Turkish TV Series

2015 • TV Series • Airing
Animated, Comedy, Drama, Fantasy, Historical, Romance, Sci-Fi

Turkish television series are wildly popular both in Turkey and internationally, and place among the country's most well known economic and cultural exports. Turkey is world's fastest and second highest TV series exporter after US. Turkish tv series is world's lengthiest. It is between 120 and 150 minutes in length. The television series industry has played a pivotal role in increasing Turkey's popularity in the Balkans, the Caucasus, Russia, Latin America, Turkic countries, Central Asia, Azerbaijan, Iran, Arab world , Pakistan.

Turkey has currently overtaken both Mexico and Brazil as the world's second highest television series exporter after the United States. In a survey carried out in 16 Middle Eastern countries by the Turkish Economic and Social Studies Foundation, three out of four of those surveyed said they had seen a Turkish television series. Turkish television shows are almost always available in multiple languages, dubbed or subtitled to fit the target country's language. The success of Turkish television series has boosted tourism as well, as visitors are keen to see the locations used for their favourite shows.The Turkish TV series' sudden immense international popularity since the 2000s has been widely commented on as a social phenomenon.

Strike
In 2010, Season of Turkish TV series was 30-35 episodes. Each week, one episode is filming in 6 days. It was 90 minutes in length. When TV series broadcast, next 3-4th episode films concurrently. Actors and workers were on strike. So a Turkish TV series has got 2 crew concurrently.

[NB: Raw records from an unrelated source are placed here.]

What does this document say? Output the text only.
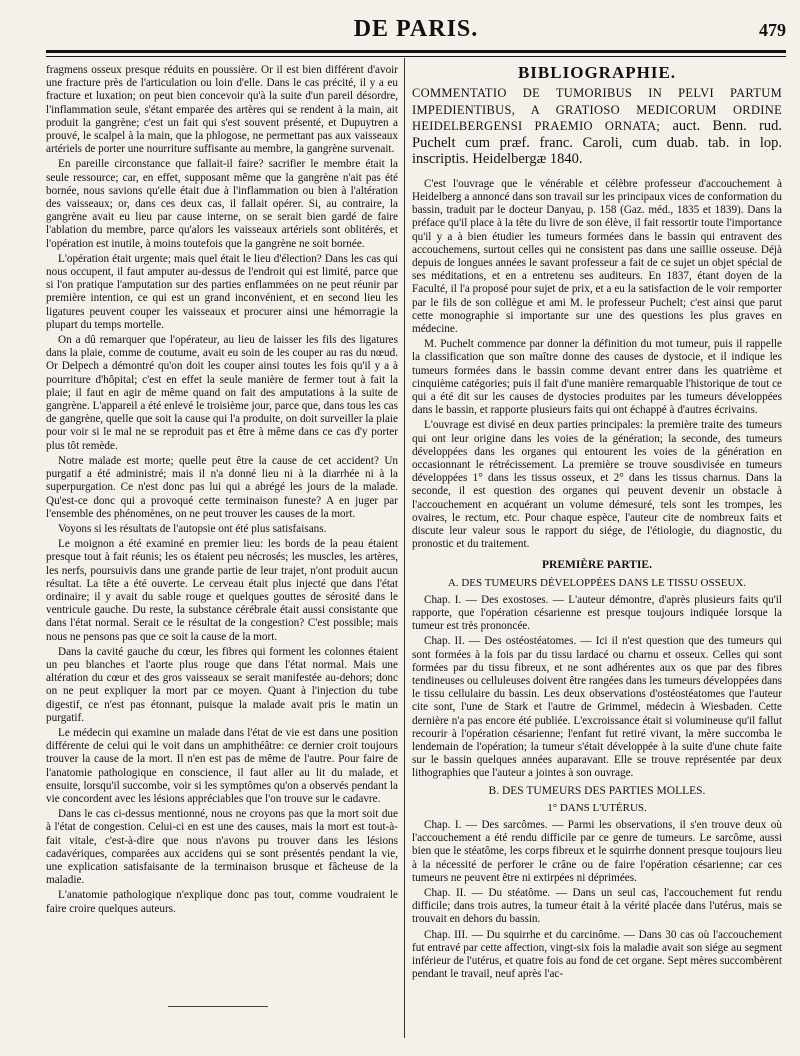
DE PARIS.	479

fragmens osseux presque réduits en poussière. Or il est bien différent d'avoir une fracture près de l'articulation ou loin d'elle. Dans le cas précité, il y a eu fracture et luxation; on peut bien concevoir qu'à la suite d'un pareil désordre, l'inflammation seule, s'étant emparée des artères qui se rendent à la main, ait produit la gangrène; c'est un fait qui s'est souvent présenté, et Dupuytren a prouvé, le scalpel à la main, que la phlogose, ne permettant pas aux vaisseaux artériels de porter une nourriture suffisante au membre, la gangrène survenait.

En pareille circonstance que fallait-il faire? sacrifier le membre était la seule ressource; car, en effet, supposant même que la gangrène n'ait pas été bornée, nous savions qu'elle était due à l'inflammation ou bien à l'altération des vaisseaux; or, dans ces deux cas, il fallait opérer. Si, au contraire, la gangrène avait eu lieu par cause interne, on se serait bien gardé de faire l'ablation du membre, parce qu'alors les vaisseaux artériels sont oblitérés, et l'opération est inutile, à moins toutefois que la gangrène ne soit bornée.

L'opération était urgente; mais quel était le lieu d'élection? Dans les cas qui nous occupent, il faut amputer au-dessus de l'endroit qui est limité, parce que si l'on pratique l'amputation sur des parties enflammées on ne peut réunir par première intention, ce qui est un grand inconvénient, et en second lieu les ligatures peuvent couper les vaisseaux et procurer ainsi une hémorragie la plupart du temps mortelle.

On a dû remarquer que l'opérateur, au lieu de laisser les fils des ligatures dans la plaie, comme de coutume, avait eu soin de les couper au ras du nœud. Or Delpech a démontré qu'on doit les couper ainsi toutes les fois qu'il y a à pourriture d'hôpital; c'est en effet la seule manière de fermer tout à fait la plaie; il faut en agir de même quand on fait des amputations à la suite de gangrène. L'appareil a été enlevé le troisième jour, parce que, dans tous les cas de gangrène, quelle que soit la cause qui l'a produite, on doit surveiller la plaie pour voir si le mal ne se reproduit pas et être à même dans ce cas d'y porter plus tôt remède.

Notre malade est morte; quelle peut être la cause de cet accident? Un purgatif a été administré; mais il n'a donné lieu ni à la diarrhée ni à la superpurgation. Ce n'est donc pas lui qui a abrégé les jours de la malade. Qu'est-ce donc qui a provoqué cette terminaison funeste? A en juger par l'ensemble des phénomènes, on ne peut trouver les causes de la mort.

Voyons si les résultats de l'autopsie ont été plus satisfaisans.

Le moignon a été examiné en premier lieu: les bords de la peau étaient presque tout à fait réunis; les os étaient peu nécrosés; les muscles, les artères, les nerfs, poursuivis dans une grande partie de leur trajet, n'ont produit aucun résultat. La tête a été ouverte. Le cerveau était plus injecté que dans l'état ordinaire; il y avait du sable rouge et quelques gouttes de sérosité dans le ventricule gauche. Du reste, la substance cérébrale était aussi consistante que dans l'état normal. Serait ce le résultat de la congestion? C'est possible; mais nous ne pensons pas que ce soit la cause de la mort.

Dans la cavité gauche du cœur, les fibres qui forment les colonnes étaient un peu blanches et l'aorte plus rouge que dans l'état normal. Mais une altération du cœur et des gros vaisseaux se serait manifestée au-dehors; donc on ne peut expliquer la mort par ce moyen. Quant à l'injection du tube digestif, ce n'est pas étonnant, puisque la malade avait pris le matin un purgatif.

Le médecin qui examine un malade dans l'état de vie est dans une position différente de celui qui le voit dans un amphithéâtre: ce dernier croit toujours trouver la cause de la mort. Il n'en est pas de même de l'autre. Pour faire de l'anatomie pathologique en conscience, il faut aller au lit du malade, et ensuite, lorsqu'il succombe, voir si les symptômes qu'on a observés pendant la vie concordent avec les lésions appréciables que l'on trouve sur le cadavre.

Dans le cas ci-dessus mentionné, nous ne croyons pas que la mort soit due à l'état de congestion. Celui-ci en est une des causes, mais la mort est tout-à-fait vitale, c'est-à-dire que nous n'avons pu trouver dans les lésions cadavériques, comparées aux accidens qui se sont présentés pendant la vie, une explication satisfaisante de la terminaison brusque et fâcheuse de la maladie.

L'anatomie pathologique n'explique donc pas tout, comme voudraient le faire croire quelques auteurs.

BIBLIOGRAPHIE.
COMMENTATIO DE TUMORIBUS IN PELVI PARTUM IMPEDIENTIBUS, A GRATIOSO MEDICORUM ORDINE HEIDELBERGENSI PRAEMIO ORNATA; auct. Benn. rud. Puchelt cum præf. franc. Caroli, cum duab. tab. in lop. inscriptis. Heidelbergæ 1840.

C'est l'ouvrage que le vénérable et célèbre professeur d'accouchement à Heidelberg a annoncé dans son travail sur les principaux vices de conformation du bassin, traduit par le docteur Danyau, p. 158 (Gaz. méd., 1835 et 1839). Dans la préface qu'il place à la tête du livre de son élève, il fait ressortir toute l'importance qu'il y a à bien étudier les tumeurs formées dans le bassin qui entravent des accouchemens, surtout celles qui ne consistent pas dans une saillie osseuse. Déjà depuis de longues années le savant professeur a fait de ce sujet un objet spécial de ses méditations, et en a entretenu ses auditeurs. En 1837, étant doyen de la Faculté, il l'a proposé pour sujet de prix, et a eu la satisfaction de le voir remporter par le fils de son collègue et ami M. le professeur Puchelt; c'est ainsi que parut cette monographie si importante sur une des questions les plus graves en médecine.

M. Puchelt commence par donner la définition du mot tumeur, puis il rappelle la classification que son maître donne des causes de dystocie, et il indique les tumeurs formées dans le bassin comme devant entrer dans les quatrième et cinquième catégories; puis il fait d'une manière remarquable l'historique de tout ce qui a été dit sur les causes de dystocies produites par les tumeurs développées dans le bassin, et rapporte plusieurs faits qui ont échappé à d'autres écrivains.

L'ouvrage est divisé en deux parties principales: la première traite des tumeurs qui ont leur origine dans les voies de la génération; la seconde, des tumeurs développées dans les organes qui entourent les voies de la génération en occasionnant le rétrécissement. La première se trouve sousdivisée en tumeurs développées 1° dans les tissus osseux, et 2° dans les tissus charnus. Dans la seconde, il est question des organes qui peuvent devenir un obstacle à l'accouchement en acquérant un volume démesuré, tels sont les trompes, les ovaires, le rectum, etc. Pour chaque espèce, l'auteur cite de nombreux faits et discute leur valeur sous le rapport du siége, de l'étiologie, du diagnostic, du pronostic et du traitement.

PREMIÈRE PARTIE.
A. DES TUMEURS DÉVELOPPÉES DANS LE TISSU OSSEUX.

Chap. I. — Des exostoses. — L'auteur démontre, d'après plusieurs faits qu'il rapporte, que l'opération césarienne est presque toujours indiquée lorsque la tumeur est très prononcée.

Chap. II. — Des ostéostéatomes. — Ici il n'est question que des tumeurs qui sont formées à la fois par du tissu lardacé ou charnu et osseux. Celles qui sont formées par du tissu fibreux, et ne sont adhérentes aux os que par des fibres tendineuses ou celluleuses doivent être rangées dans les tumeurs développées dans le tissu cellulaire du bassin. Les deux observations d'ostéostéatomes que l'auteur cite sont, l'une de Stark et l'autre de Grimmel, médecin à Wiesbaden. Cette dernière n'a pas encore été publiée. L'excroissance était si volumineuse qu'il fallut recourir à l'opération césarienne; l'enfant fut retiré vivant, la mère succomba le lendemain de l'opération; la tumeur s'était développée à la suite d'une chute faite sur le bassin quelques années auparavant. Elle se trouve représentée par deux lithographies que l'auteur a jointes à son ouvrage.

B. DES TUMEURS DES PARTIES MOLLES.
1° DANS L'UTÉRUS.

Chap. I. — Des sarcômes. — Parmi les observations, il s'en trouve deux où l'accouchement a été rendu difficile par ce genre de tumeurs. Le sarcôme, aussi bien que le stéatôme, les corps fibreux et le squirrhe donnent presque toujours lieu à la nécessité de perforer le crâne ou de faire l'opération césarienne; car ces tumeurs ne peuvent être ni extirpées ni déprimées.

Chap. II. — Du stéatôme. — Dans un seul cas, l'accouchement fut rendu difficile; dans trois autres, la tumeur était à la vérité placée dans l'utérus, mais se trouvait en dehors du bassin.

Chap. III. — Du squirrhe et du carcinôme. — Dans 30 cas où l'accouchement fut entravé par cette affection, vingt-six fois la maladie avait son siége au segment inférieur de l'utérus, et quatre fois au fond de cet organe. Sept mères succombèrent pendant le travail, neuf après l'ac-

In 2016, Season of Turkish TV series is 35–40 episodes. It is between 120 and 150 minutes in length. Actors and crews complain.

Each series roughly consists of 40 episodes that last about 130 minutes, which translates into 5,200 hours of domestic TV content broadcast yearly. "As a screenwriter, it was wonderful until about 10 years ago. Then I had to write a 60-minute episode per week, as opposed to today's 130-plus minutes. It has become a very mechanical and uninteresting process, just a question of keeping the melodrama going," says Demiray.

Cagri Vila Lostuvali, 10 years in the business and four as a director, adds: "To deliver one episode per week our crews work up to 18 hours a day. This job eats up our entire lives."

"With the increase of the episodes' duration and consequently the amount of working hours, the industry has lost its most experienced professionals who refuse to work in such conditions. Wages have not grown much either," concludes Meric.

To get a sense of proportion, it suffices to think about the process of developing a cinema script, which takes about two years and at least seven weeks to shoot 120 minutes of edited footage.